Viviane lança l'enregistrement que la caméra arrière de la voiture avait capturé.

Un homme asiatique parlait avec Sui, désignant le capot ouvert de sa camionnette, une Peugeot Expert. Sui prit son téléphone et se détourna quelque peu. L'homme avait visiblement dit quelque chose, car Sui lâcha son téléphone pour dégainer, l'air furieuse. Un flash aveugla la caméra. L'homme avait jeté une grenade au pieds de Sui, juste avant de s'abriter. Sui fut projetée sur la route, couverte de sang et sonnée. L'inconnu se releva rapidement et dégaina à son tour une arme de poing. Il fit feu à trois reprises sur Sui, puis dégaina plusieurs entraves métalliques, un modèle carcéral. Sans perdre de temps, il menotta les bras et les jambes de la chinoise et lui passa des lanières de chantier autour des membres pour l'empêcher de bouger. Il la jeta sans ménagement à l'arrière de sa camionnette, avant de se diriger vers la Renault ZOE. Le véhicule se mit en mouvement et, comme l'avait prédit Neca, alla dans le bas-côté de la route. L'inconnu alla chercher un filet de camouflage dans le coffre de sa voiture et le jeta sur la voiture de Sui, obscurcissant la caméra. Viviane coupa la rediffusion. Neca et Nada affichaient un air songeur. L'adjudante reprit.

- Il connaissait Sui, ou quelque chose en lien avec son passé. Elle n'aurait jamais réagi comme ça autrement.

Nada intervint, ses yeux et sa compréhension particulière des espaces lui permettaient de lire sur les lèvres avec aisance :

- Maruta quelque chose. C'est ce qu'il a dit pour la faire réagir.

- Maruta 87, c'était son matricule dans l'unité 731.

Neca jura avant de continuer :

- Ça veut dire que son agresseur est un nostalgique du Japon Impérial. Il n'a même pas bougé quand la grenade a explosé et il n'a pas l'air de porter une protection auditive. Il est probablement anormal. L'agression manquait de préparation et il ne semble pas avoir eu de renfort.
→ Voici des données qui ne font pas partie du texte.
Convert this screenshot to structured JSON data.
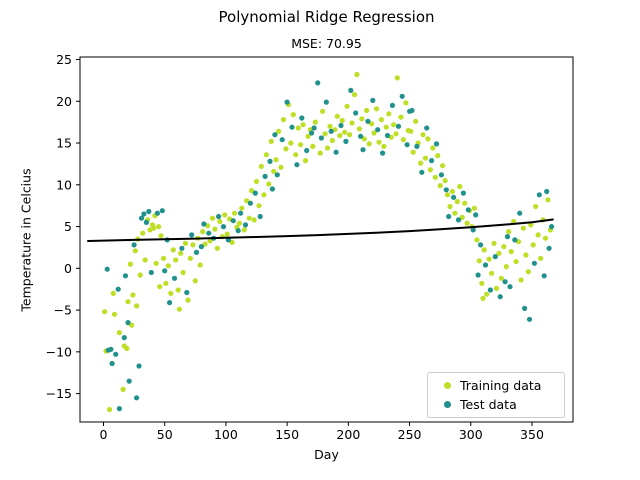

Un acte improvisé ?

Viviane hocha la tête.

- S'il connaissait Sui ou s'il avait préparé son coup, il n'aurait jamais agi seul. On ne peut tout de même pas écarter l'hypothèse d'un coup préparé à l'avance, même à l'arrache. Mais ce qui m'inquiète c'est s'il a un lien avec l'Unité 731.

- Il pourrait vouloir finir le travail.

Neca se releva.

- On doit agir vite. Petite équipe, rien de trop voyant mais de la puissance de feu tout de même. Nada, moi, Sébastien et Pauline.
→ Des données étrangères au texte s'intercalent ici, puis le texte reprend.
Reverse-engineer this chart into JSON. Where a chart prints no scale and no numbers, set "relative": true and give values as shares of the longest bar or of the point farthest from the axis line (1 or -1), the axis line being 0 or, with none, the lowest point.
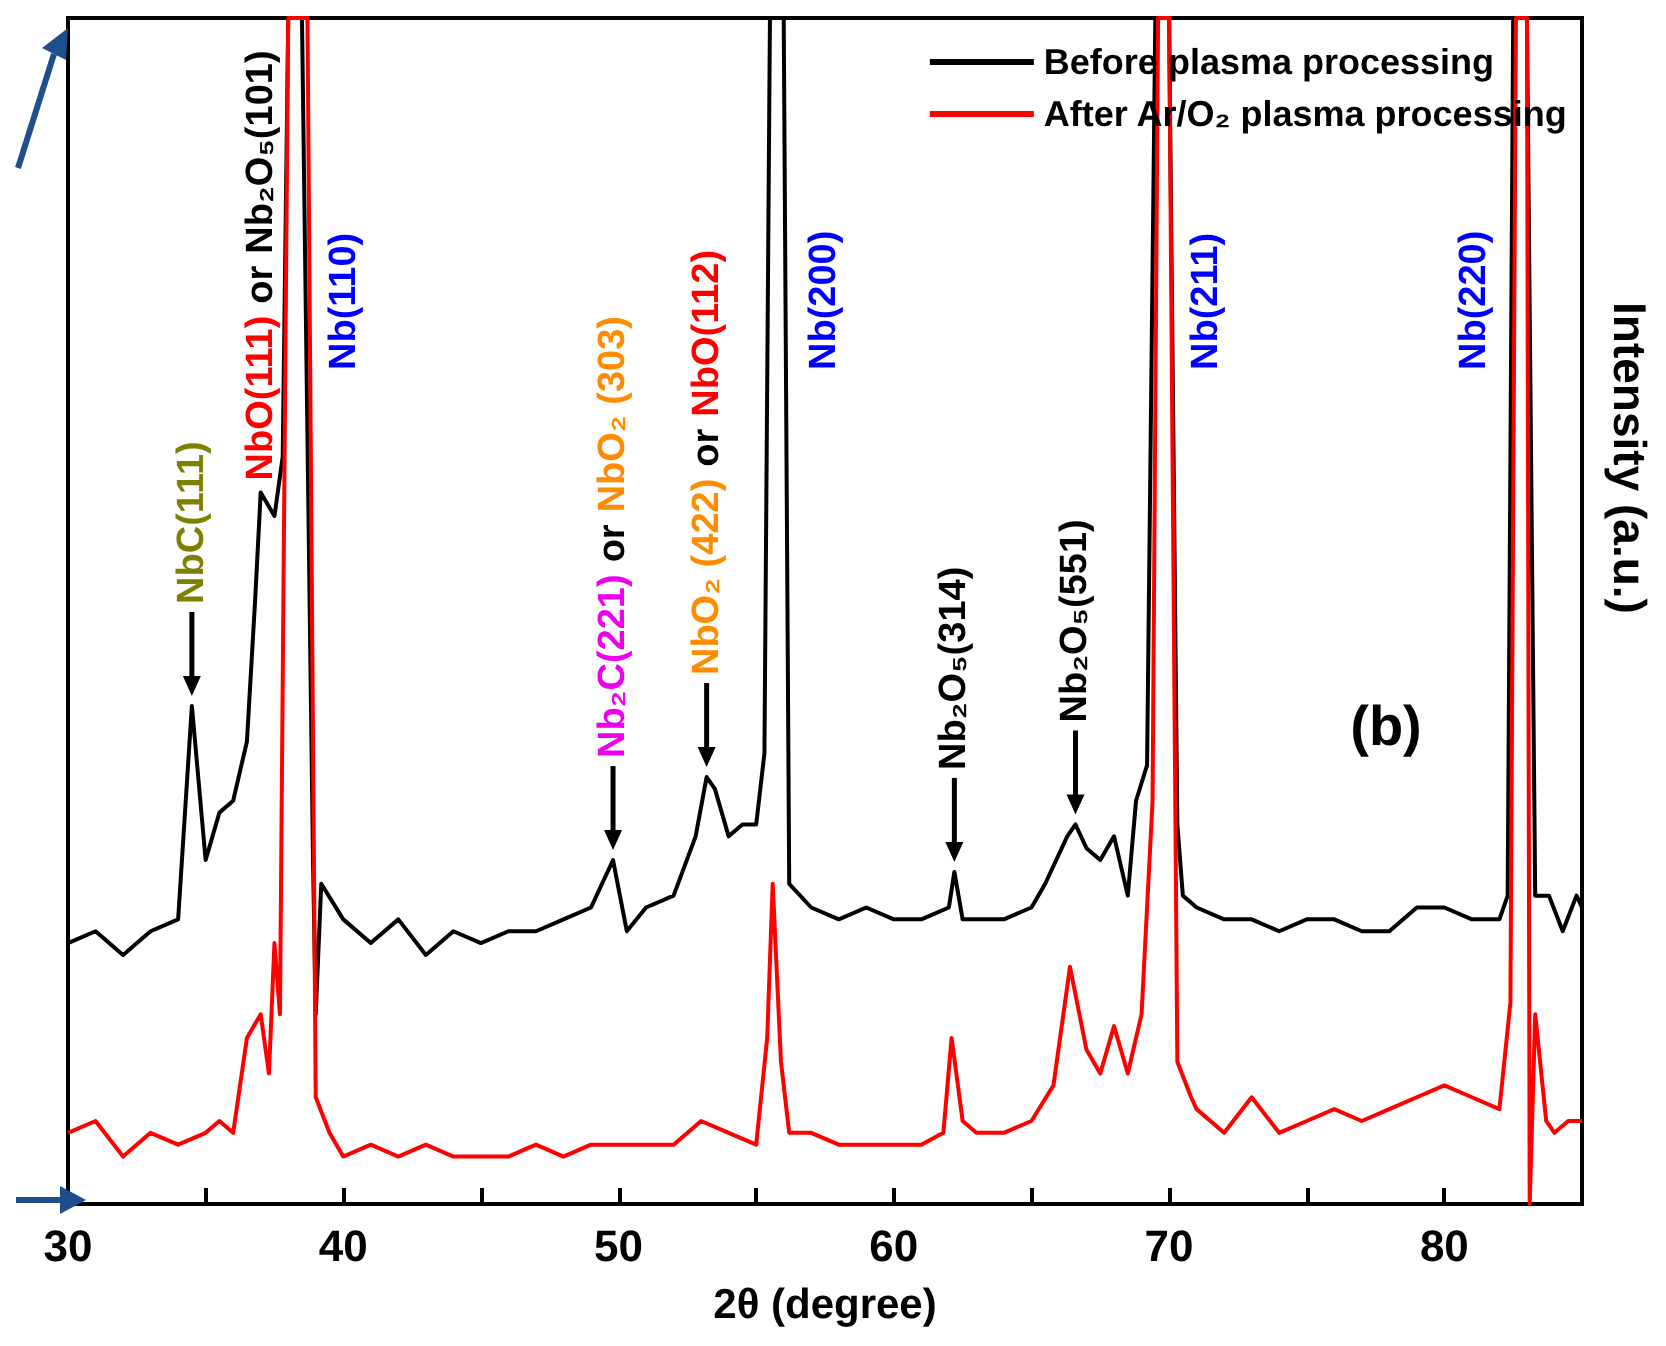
{
  "chart_data": {
    "type": "line",
    "xlabel": "2θ (degree)",
    "ylabel": "Intensity (a.u.)",
    "relative": true,
    "xlim": [
      30,
      85
    ],
    "xticks": [
      30,
      {
        "value": 35,
        "label": null
      },
      40,
      {
        "value": 45,
        "label": null
      },
      50,
      {
        "value": 55,
        "label": null
      },
      60,
      {
        "value": 65,
        "label": null
      },
      70,
      {
        "value": 75,
        "label": null
      },
      80,
      {
        "value": 85,
        "label": null
      }
    ],
    "legend": "top right",
    "marker": "none",
    "line_style": "solid",
    "grid": false,
    "series": [
      {
        "name": "Before plasma processing",
        "color": "#000000",
        "x": [
          30,
          31,
          32,
          33,
          34,
          34.5,
          35,
          35.5,
          36,
          36.5,
          36.8,
          37,
          37.5,
          37.8,
          38,
          38.5,
          38.9,
          39,
          39.2,
          40,
          41,
          42,
          43,
          44,
          45,
          46,
          47,
          48,
          49,
          49.8,
          50.3,
          51,
          52,
          52.8,
          53.2,
          53.5,
          54,
          54.5,
          55,
          55.3,
          55.5,
          56,
          56.2,
          57,
          58,
          59,
          60,
          61,
          62,
          62.2,
          62.5,
          63,
          64,
          65,
          65.5,
          66.3,
          66.6,
          67,
          67.5,
          68,
          68.5,
          68.8,
          69.2,
          69.5,
          70,
          70.3,
          70.5,
          71,
          72,
          73,
          74,
          75,
          76,
          77,
          78,
          79,
          80,
          81,
          82,
          82.3,
          82.5,
          83,
          83.3,
          83.8,
          84.3,
          84.8,
          85
        ],
        "values": [
          0.22,
          0.23,
          0.21,
          0.23,
          0.24,
          0.42,
          0.29,
          0.33,
          0.34,
          0.39,
          0.51,
          0.6,
          0.58,
          0.63,
          1,
          1,
          0.29,
          0.16,
          0.27,
          0.24,
          0.22,
          0.24,
          0.21,
          0.23,
          0.22,
          0.23,
          0.23,
          0.24,
          0.25,
          0.29,
          0.23,
          0.25,
          0.26,
          0.31,
          0.36,
          0.35,
          0.31,
          0.32,
          0.32,
          0.38,
          1,
          1,
          0.27,
          0.25,
          0.24,
          0.25,
          0.24,
          0.24,
          0.25,
          0.28,
          0.24,
          0.24,
          0.24,
          0.25,
          0.27,
          0.31,
          0.32,
          0.3,
          0.29,
          0.31,
          0.26,
          0.34,
          0.37,
          1,
          1,
          0.32,
          0.26,
          0.25,
          0.24,
          0.24,
          0.23,
          0.24,
          0.24,
          0.23,
          0.23,
          0.25,
          0.25,
          0.24,
          0.24,
          0.26,
          1,
          1,
          0.26,
          0.26,
          0.23,
          0.26,
          0.25
        ]
      },
      {
        "name": "After Ar/O₂ plasma processing",
        "color": "#ff0000",
        "x": [
          30,
          31,
          32,
          33,
          34,
          35,
          35.5,
          36,
          36.5,
          37,
          37.3,
          37.5,
          37.7,
          38,
          38.7,
          39,
          39.5,
          40,
          41,
          42,
          43,
          44,
          45,
          46,
          47,
          48,
          49,
          50,
          51,
          52,
          53,
          54,
          55,
          55.4,
          55.6,
          55.9,
          56.2,
          57,
          58,
          59,
          60,
          61,
          61.8,
          62.1,
          62.5,
          63,
          64,
          65,
          65.8,
          66.4,
          67,
          67.5,
          68,
          68.5,
          69,
          69.4,
          69.6,
          70,
          70.3,
          70.8,
          71,
          72,
          73,
          74,
          75,
          76,
          77,
          78,
          79,
          80,
          81,
          82,
          82.4,
          82.6,
          83,
          83.1,
          83.3,
          83.7,
          84,
          84.5,
          85
        ],
        "values": [
          0.06,
          0.07,
          0.04,
          0.06,
          0.05,
          0.06,
          0.07,
          0.06,
          0.14,
          0.16,
          0.11,
          0.22,
          0.16,
          1,
          1,
          0.09,
          0.06,
          0.04,
          0.05,
          0.04,
          0.05,
          0.04,
          0.04,
          0.04,
          0.05,
          0.04,
          0.05,
          0.05,
          0.05,
          0.05,
          0.07,
          0.06,
          0.05,
          0.14,
          0.27,
          0.12,
          0.06,
          0.06,
          0.05,
          0.05,
          0.05,
          0.05,
          0.06,
          0.14,
          0.07,
          0.06,
          0.06,
          0.07,
          0.1,
          0.2,
          0.13,
          0.11,
          0.15,
          0.11,
          0.16,
          0.34,
          1,
          1,
          0.12,
          0.09,
          0.08,
          0.06,
          0.09,
          0.06,
          0.07,
          0.08,
          0.07,
          0.08,
          0.09,
          0.1,
          0.09,
          0.08,
          0.17,
          1,
          1,
          0,
          0.16,
          0.07,
          0.06,
          0.07,
          0.07
        ]
      }
    ],
    "annotations": [
      {
        "text": "NbC(111)",
        "x": 34.5,
        "y": 0.42
      },
      {
        "text": "NbO(111)",
        "x": 37,
        "y": 0.6
      },
      "or",
      "Nb₂O₅(101)",
      "Nb(110)",
      {
        "text": "Nb₂C(221)",
        "x": 49.8,
        "y": 0.29
      },
      "or",
      "NbO₂ (303)",
      {
        "text": "NbO₂ (422)",
        "x": 53.2,
        "y": 0.36
      },
      "or",
      "NbO(112)",
      "Nb(200)",
      {
        "text": "Nb₂O₅(314)",
        "x": 62.2,
        "y": 0.28
      },
      {
        "text": "Nb₂O₅(551)",
        "x": 66.6,
        "y": 0.32
      },
      "Nb(211)",
      "Nb(220)",
      "(b)"
    ]
  }
}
Viviane intervint, l'air déterminée.

- Je viens avec.

- Ok. Toi, Nada, Pauline et moi.

L'adjudante fit un rapide signe de tête à compagne. Nada se releva et sorti de la pièce pour aller chercher Pauline "Greyja" Liona. Neca s'autorisa un petit sourire pour détendre l'atmosphère.

- Sortie entre filles pour aller casser du criminel de guerre, donc.

Viviane n'afficha qu'un très léger sourire en réponse, toujours inquiète.


Marlanval, France. Dimension Driscoll - 18/02/2015, 21h28.

Shirō avait attaché Sui à l'intérieur de la camionnette. C'était du travail improvisé, bâclé même, mais il avait dû agir vite. Il avait veillé à ce que les sangles soient solidement maintenues ; le maruta ne s'échapperait ni facilement, ni rapidement. Il avait conduit la camionnette au cœur des bois afin de ne pas être dérangé.

- Je suis étonné, maruta 87. Tomber sur toi en France suite à une panne sur la route. C'est sûrement le destin, mais imagine ma surprise.

Elle ne répondit pas, se contentant de le regarder avec haine. Elle avait le visage en sang, mais ses blessures étaient déjà régénérées.

- Tu étais une expérience prometteuse. Ton utilisation nous aurait donné la victoire, tu sais. Dommage que les Russes ait progressé plus vite. Mais rassure-toi, j'ai toujours le composé 349 sur moi. On ne l'a pas essayé sur toi, celui-ci, mais j'ai bon espoir qu'il te maintienne au calme.

- Vas-y, essaye. Cao ni zuzong shiba dai4 !

- Toujours cette langue barbare. Sache, je n'ai pas attendu que tu régénères pour te faire l'injection. J'attendais que tu te réveilles pour débuter les tests.

Elle se tendit, essayant de forcer les sangles.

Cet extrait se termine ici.